Как известно, наибольший вклад в популяризацию бессознательного внёс Зигмунд Фрейд, причём бессознательное он сводил исключительно ко всевозможным сексуальным комплексам личности, возникающим на почве конфликта между социально обусловленными требованиями морали и якобы изначально животной природой человека (т. е. кто про что, а вшивый про баню). Юнг, бывший в течение нескольких лет единомышленником Фрейда, затем резко с ним разошёлся, поскольку он понял, что человеческий «софт» («программное обеспечение», т. е. психика) устроен значительно сложнее, чем это представлялось Фрейду. Юнг, в частности, обнаружил поразительное сходство некоторых мотивов снов и болезненных фантазий своих пациентов с сюжетами древних сказаний, а также с алхимическими и астрологическими символами. Это дало ему возможность сформулировать гипотезу о, по крайней мере, двух этажах, или уровнях, бессознательного: сугубо личном, индивидуальном бессознательном сего комплексами и коллективном бессознательном с его архетипами.
Коллективное бессознательное, по Юнгу, — это некая историческая, и даже доисторическая память всего человечества, каким-то образом зафиксированная в мозгу отдельного человека и передаваемая им по наследству своему потомству. Исследуя эту коллективную память, Юнг вышел очень далеко за пределы запретного круга, начертанного позитивной наукой для своих адептов, дабы удержать их в сфере собственного влияния. Мало того что Юнг углубился в дебри мифологии разных народов, он потратил массу времени и сил на изучение всевозможных оккультных доктрин Запада и Востока, в частности, магии, алхимии и астрологии. Правда, при этом Юнг соблюдал предельную осторожность, всячески подчёркивая свою принадлежность к современной науке. Это в общем-то понятно, ведь Юнгу нужно было печататься, выступать с лекциями, а делать это он мог только в рамках выделенного человеческого подмножества, именуемого «учёные». Переход в подмножество «оккультисты» в то время успеха в жизни не гарантировал, да там ведь уже всё было поделено.
Однако, условно говоря, стремясь и замуж выйти, и девушкой остаться, Юнг всё же не мог не подставиться: ведь объяснить с позиций современной биологии, точнее, нейрофизиологии и генетики фиксацию в мозгах отдельных людей архетипов коллективного бессознательного пока никак нельзя, невозможно.

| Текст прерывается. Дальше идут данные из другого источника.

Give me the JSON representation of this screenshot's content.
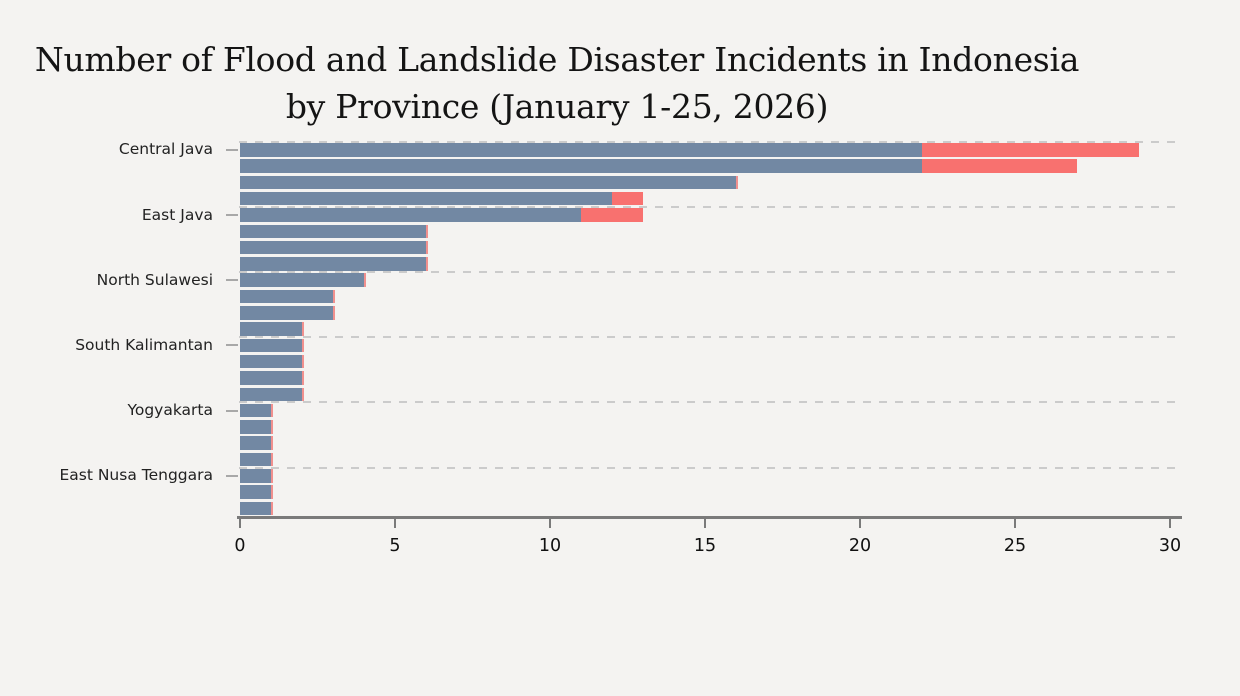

Как невозможно объяснить и поразительную универсальность образов коллективного бессознательного, если исходить из гипотезы их физиологической (т. е. осуществляемой при помощи неких протекающих в нашем мире физических процессов) записи в подсознательные слои психики многочисленных представителей человеческого рода. А вот оккультисты с их астралом, эгрегорами и магическими цепями всё это прекрасно объясняют: «персоналки» индивидуальных человекокомпьютеров оказываются через астрал завязаны в единую мировую сеть, этакий психомагический Интернет. Базы и банки данных коллективного бессознательного прекрасно могут передаваться по этой сети на отдельные «рабочие станции» (психомонады индивидуальных сущностей, причём не только человеческих). Ну а небесно-астрологические объекты — Солнце, Луна, планеты, звёзды — в такой психомагической сети являются не чем иным, как генераторами тактовых частот, синхронизирующими работу сети в целом.